Soldiers sometimes fought for days soaked to the bone, often with scraps of food (at best) and with little sleep. Armies sometimes took prisoners, sometimes not. Soldiers lived with fear of mutilation from artillery strikes which often continued for hours.  Cowley writes: "It is not easy to comprehend how the civilized world of Europe had become so lethally divided so quickly.  ... Both sides participated in what can be described as mass murder. An entire continent was suddenly bent on homicide ( or, some would argue, suicide and self mutilation). " Some soldiers who survived the war lost all faith in humanity, in civilization, in God, or whatever else they believed in prior to the war.  

 

Part of their reason for despair was that after the carnage of fall 1914 and after the war had become a defensive war of trenches and daily bombardment, the countries engaged in this senseless slaughter did not seek a negotiated settlement. Rather, they doubled down on the goal of winning the war, which led to the battles of Verdun and the Somme, Ypres Two and Three, in which hundreds of thousands died without changing much on the Western front. Once countries had committed to war and lost hundreds of thousands of soldiers in combat and from disease, public opinion in all countries except Russia supported continuation of the war, at whatever the cost.
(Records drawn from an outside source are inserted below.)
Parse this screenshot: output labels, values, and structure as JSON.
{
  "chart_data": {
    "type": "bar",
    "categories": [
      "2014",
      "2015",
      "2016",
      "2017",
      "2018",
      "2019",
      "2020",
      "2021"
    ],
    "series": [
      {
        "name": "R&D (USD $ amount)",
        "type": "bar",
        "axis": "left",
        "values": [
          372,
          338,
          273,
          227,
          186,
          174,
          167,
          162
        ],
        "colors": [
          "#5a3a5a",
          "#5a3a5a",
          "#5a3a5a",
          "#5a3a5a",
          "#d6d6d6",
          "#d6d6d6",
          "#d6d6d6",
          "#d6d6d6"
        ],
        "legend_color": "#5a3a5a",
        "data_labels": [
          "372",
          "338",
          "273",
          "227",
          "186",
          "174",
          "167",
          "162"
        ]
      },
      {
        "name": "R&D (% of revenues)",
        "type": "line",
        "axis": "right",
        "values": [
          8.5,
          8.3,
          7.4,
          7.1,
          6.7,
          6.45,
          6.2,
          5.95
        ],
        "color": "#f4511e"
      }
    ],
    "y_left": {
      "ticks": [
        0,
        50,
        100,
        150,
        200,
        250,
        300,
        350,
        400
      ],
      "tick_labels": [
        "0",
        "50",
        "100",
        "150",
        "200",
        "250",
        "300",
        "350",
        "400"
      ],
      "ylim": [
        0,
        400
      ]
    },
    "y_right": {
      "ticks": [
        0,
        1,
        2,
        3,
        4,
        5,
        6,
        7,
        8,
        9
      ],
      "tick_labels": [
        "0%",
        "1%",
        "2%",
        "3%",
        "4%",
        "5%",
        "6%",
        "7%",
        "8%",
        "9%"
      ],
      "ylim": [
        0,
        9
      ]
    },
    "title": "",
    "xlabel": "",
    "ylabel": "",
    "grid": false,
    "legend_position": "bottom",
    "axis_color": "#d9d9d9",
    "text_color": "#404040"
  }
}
The cost was ultimately 9-11 million combat deaths followed by the Spanish flu (spread by soldiers) that may have killed 50-100 million people around the world. 

 

WWI was a turning point in the history of war in the same way that the French Revolution forever changed European political institutions, i.e., it changed possibilities, aspirations and norms without effecting the bitter enmity of countries that had periodically engaged in war against one another for centuries. The war's scale, its lethality and its unmasking of nationalism's self destructive potential led, as Cowley maintains, to an even larger world war and to the holocaust and other genocides. One distinguished German historian has referred to WWI as a "Pandora's box" of maladies which, once released in an internecine slaughter, have proven impossible to contain.